Confessions of a YouTube Drama Queen
By Emma Chekroun
Like many people who are social distancing, I have found myself gravitating toward online distractions. YouTube has been my most-used form of anxiety relief since I was in middle school. When I was introduced to YouTube almost ten years ago, Smosh and Charlie the Unicorn were all I knew. At the time, I had no idea that a few short absurdist videos would evolve into a passion for a platform that I watch as often as TV. Over the years I have found new YouTubers and seen the platform grow into a microcosm of celebrity and scandal.
From middle school to college, YouTube has been a source of distraction and relief from the real world. But recently, it has been more difficult to get relief from the platform. In the past several years, YouTube has had its fair share of scandals, ranging from major content creators using racial slurs, like Tana Mongeau and Pewdiepie, to child abuse, with the parents from the channel DaddyOFive sentenced to five years of probation for child neglect in 2017.
For a long time, I did not feel the full weight of YouTube’s dirty conscience—many YouTubers I enjoyed had managed to escape controversy or had shifted out of my realm of consciousness. But I was watching Philip DeFranco and discovered that a YouTuber I had watched on and off in high school was the target of investigation by Chris Hansen, the former host of “To Catch a Predator.” The YouTuber in question was Onision, who became famous for his video “I’m a Banana” when it appeared on the Tosh.O show. Unbeknownst to me, numerous allegations of grooming had been leveled against him. Grooming is building trust and an emotional connection with someone who is underage with the intention of having inappropriate and illegal sexual conduct. These allegations are what made Onision the focus of Chris Hansen’s YouTube channel.
While I often find myself falling down obsessive holes on YouTube, watching hours of drama recap videos and deep dives, when I started watching YouTube, controversy wasn't widely known unless you sought it out. According to HuffPost, 300 hours of video are uploaded to YouTube every minute, making it easy to miss a controversy or two depending on how they blow up and who decides to discuss it. I became increasingly obsessed with controversy and drama on YouTube after last year’s “dramageddon” on the platform, when beauty YouTubers Tati Westbrook, James Charles, and Gabriel Zamora publicly aired grievances and dirty laundry about one another.

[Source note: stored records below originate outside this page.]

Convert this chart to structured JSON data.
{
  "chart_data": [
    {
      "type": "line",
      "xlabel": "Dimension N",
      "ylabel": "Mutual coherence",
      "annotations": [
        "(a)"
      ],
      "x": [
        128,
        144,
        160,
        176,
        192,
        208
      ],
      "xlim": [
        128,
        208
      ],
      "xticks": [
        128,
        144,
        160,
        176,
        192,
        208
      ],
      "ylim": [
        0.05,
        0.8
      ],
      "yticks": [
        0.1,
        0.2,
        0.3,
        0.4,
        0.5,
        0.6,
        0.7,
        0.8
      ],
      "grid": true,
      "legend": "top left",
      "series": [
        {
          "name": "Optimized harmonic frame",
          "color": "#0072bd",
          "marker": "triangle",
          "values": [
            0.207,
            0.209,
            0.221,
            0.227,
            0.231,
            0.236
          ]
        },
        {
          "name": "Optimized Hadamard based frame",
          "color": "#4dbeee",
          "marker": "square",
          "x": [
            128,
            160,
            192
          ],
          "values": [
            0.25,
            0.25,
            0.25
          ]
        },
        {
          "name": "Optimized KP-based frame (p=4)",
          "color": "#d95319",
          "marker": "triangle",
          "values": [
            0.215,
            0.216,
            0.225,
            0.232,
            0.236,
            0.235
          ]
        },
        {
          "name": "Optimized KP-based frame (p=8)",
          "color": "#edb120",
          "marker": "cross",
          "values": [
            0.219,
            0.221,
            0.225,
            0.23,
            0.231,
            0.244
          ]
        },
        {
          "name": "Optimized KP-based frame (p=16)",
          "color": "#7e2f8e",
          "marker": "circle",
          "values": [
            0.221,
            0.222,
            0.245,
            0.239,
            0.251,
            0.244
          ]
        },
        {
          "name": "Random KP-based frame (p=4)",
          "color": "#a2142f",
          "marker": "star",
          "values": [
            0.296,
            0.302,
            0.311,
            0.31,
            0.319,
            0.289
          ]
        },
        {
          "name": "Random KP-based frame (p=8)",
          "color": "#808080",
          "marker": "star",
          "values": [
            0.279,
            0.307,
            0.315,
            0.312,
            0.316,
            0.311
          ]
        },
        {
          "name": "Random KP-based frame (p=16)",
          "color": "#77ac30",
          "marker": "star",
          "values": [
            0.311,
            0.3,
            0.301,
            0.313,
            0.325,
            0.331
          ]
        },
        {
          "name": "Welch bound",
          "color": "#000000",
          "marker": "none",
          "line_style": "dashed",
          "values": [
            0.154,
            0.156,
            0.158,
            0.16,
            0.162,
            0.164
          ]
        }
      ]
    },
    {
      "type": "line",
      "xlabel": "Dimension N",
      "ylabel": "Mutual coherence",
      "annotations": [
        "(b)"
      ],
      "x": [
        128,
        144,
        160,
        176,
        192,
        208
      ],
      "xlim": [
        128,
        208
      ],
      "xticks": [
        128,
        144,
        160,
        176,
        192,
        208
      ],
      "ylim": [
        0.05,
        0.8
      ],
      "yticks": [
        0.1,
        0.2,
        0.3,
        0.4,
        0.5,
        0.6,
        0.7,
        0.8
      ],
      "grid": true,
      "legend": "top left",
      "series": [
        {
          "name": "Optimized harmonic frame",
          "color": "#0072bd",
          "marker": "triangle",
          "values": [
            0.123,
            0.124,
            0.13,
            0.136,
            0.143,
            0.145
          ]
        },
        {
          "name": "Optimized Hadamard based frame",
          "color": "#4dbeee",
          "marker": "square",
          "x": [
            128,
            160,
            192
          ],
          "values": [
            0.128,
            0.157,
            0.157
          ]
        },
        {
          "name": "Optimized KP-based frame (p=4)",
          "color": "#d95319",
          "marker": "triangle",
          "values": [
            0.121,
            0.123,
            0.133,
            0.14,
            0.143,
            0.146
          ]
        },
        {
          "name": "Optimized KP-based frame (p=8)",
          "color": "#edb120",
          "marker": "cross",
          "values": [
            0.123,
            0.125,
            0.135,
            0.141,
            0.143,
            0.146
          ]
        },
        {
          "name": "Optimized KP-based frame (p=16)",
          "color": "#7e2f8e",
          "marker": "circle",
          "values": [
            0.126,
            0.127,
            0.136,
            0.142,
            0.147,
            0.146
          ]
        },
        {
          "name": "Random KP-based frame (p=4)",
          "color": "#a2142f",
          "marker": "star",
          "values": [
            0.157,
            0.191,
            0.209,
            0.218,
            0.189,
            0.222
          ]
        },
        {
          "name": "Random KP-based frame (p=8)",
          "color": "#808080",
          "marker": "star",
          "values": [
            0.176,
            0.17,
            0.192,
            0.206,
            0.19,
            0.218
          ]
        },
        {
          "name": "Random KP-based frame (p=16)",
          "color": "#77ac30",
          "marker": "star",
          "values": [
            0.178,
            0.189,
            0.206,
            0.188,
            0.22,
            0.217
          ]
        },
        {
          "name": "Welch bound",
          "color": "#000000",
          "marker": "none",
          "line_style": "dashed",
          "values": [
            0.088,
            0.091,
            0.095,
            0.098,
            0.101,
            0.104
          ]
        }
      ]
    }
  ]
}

As my personal life spun out of control after a string of abusive and manipulative friendships, it was comforting to escape into other people’s drama. When the Onision scandal came to my attention, I became obsessed with checking up on new allegations about his grooming behavior and accounts from his alleged victims. I started scouring Reddit for threads on his saga of abuse and insanity. In a twisted way, it felt like I was doing important work, educating myself on what was happening, intoxicated by the twisted details, similar to how it feels after watching a Criminal Minds marathon. I would begin to experience withdrawal and seek out other channels reporting on what was happening, looking for any shred of information I had missed, until that fizzled out and receded to the back of my mind.
All of those thoughts and feelings remained dormant until I watched Trisha Paytas’ video “Meet My Alters.” For anyone out there lucky enough to not be familiar with Trisha Paytas or her YouTube channel blndsundoll4mj, Trisha has had a varied career on YouTube over the past 13 years, producing content that ranges from music videos, to sex toy reviews, to videos of her crying on her bathroom floor. For a long time, she was known for her trolling videos, in which she would make shocking claims like “dogs don’t have brains.” Five months ago, Trisha Paytas was thrust into the limelight again, when she made a YouTube video coming out as transgender, which many felt was meant to mock the transgender community. Despite the backlash, Trisha’s channel has almost five million subscribers.
Having been introduced to Trisha Paytas through Shane Dawson, another high school YouTube favorite of mine, I felt inclined to give her the benefit of the doubt. At the time I believed it wasn’t fair to assume someone who presented themselves one way couldn’t feel in their heart another way. The controversy slowly piddled out, and like many others, I wasn’t really sure what had happened. Now, less than a year after this massive controversy, Trisha Paytas made another video, this time claiming she had dissociative identity disorder, and it was met with a negative response. Not willing to be fooled again, I felt frustrated; here was someone who had done something like this before and yet she had millions of followers.
All of a sudden, the hypocrisy and injustice of YouTube came crashing down and there wasn’t a single YouTuber I could watch or support. It’s made me wonder if YouTube has become a breeding ground for narcissism and abuse—not unlike the entertainment industry. Now I find myself at a crossroads, trying to understand how to feel about a platform I loved that now seems so toxic. I wonder if this has always been harmless entertainment. Is my role in engaging with drama, even if it’s not my own, toxic? As I purge my life of toxicity and examine things with the extra time lent by the COVID-19 situation, I wonder if YouTube will become another toxic habit I leave behind.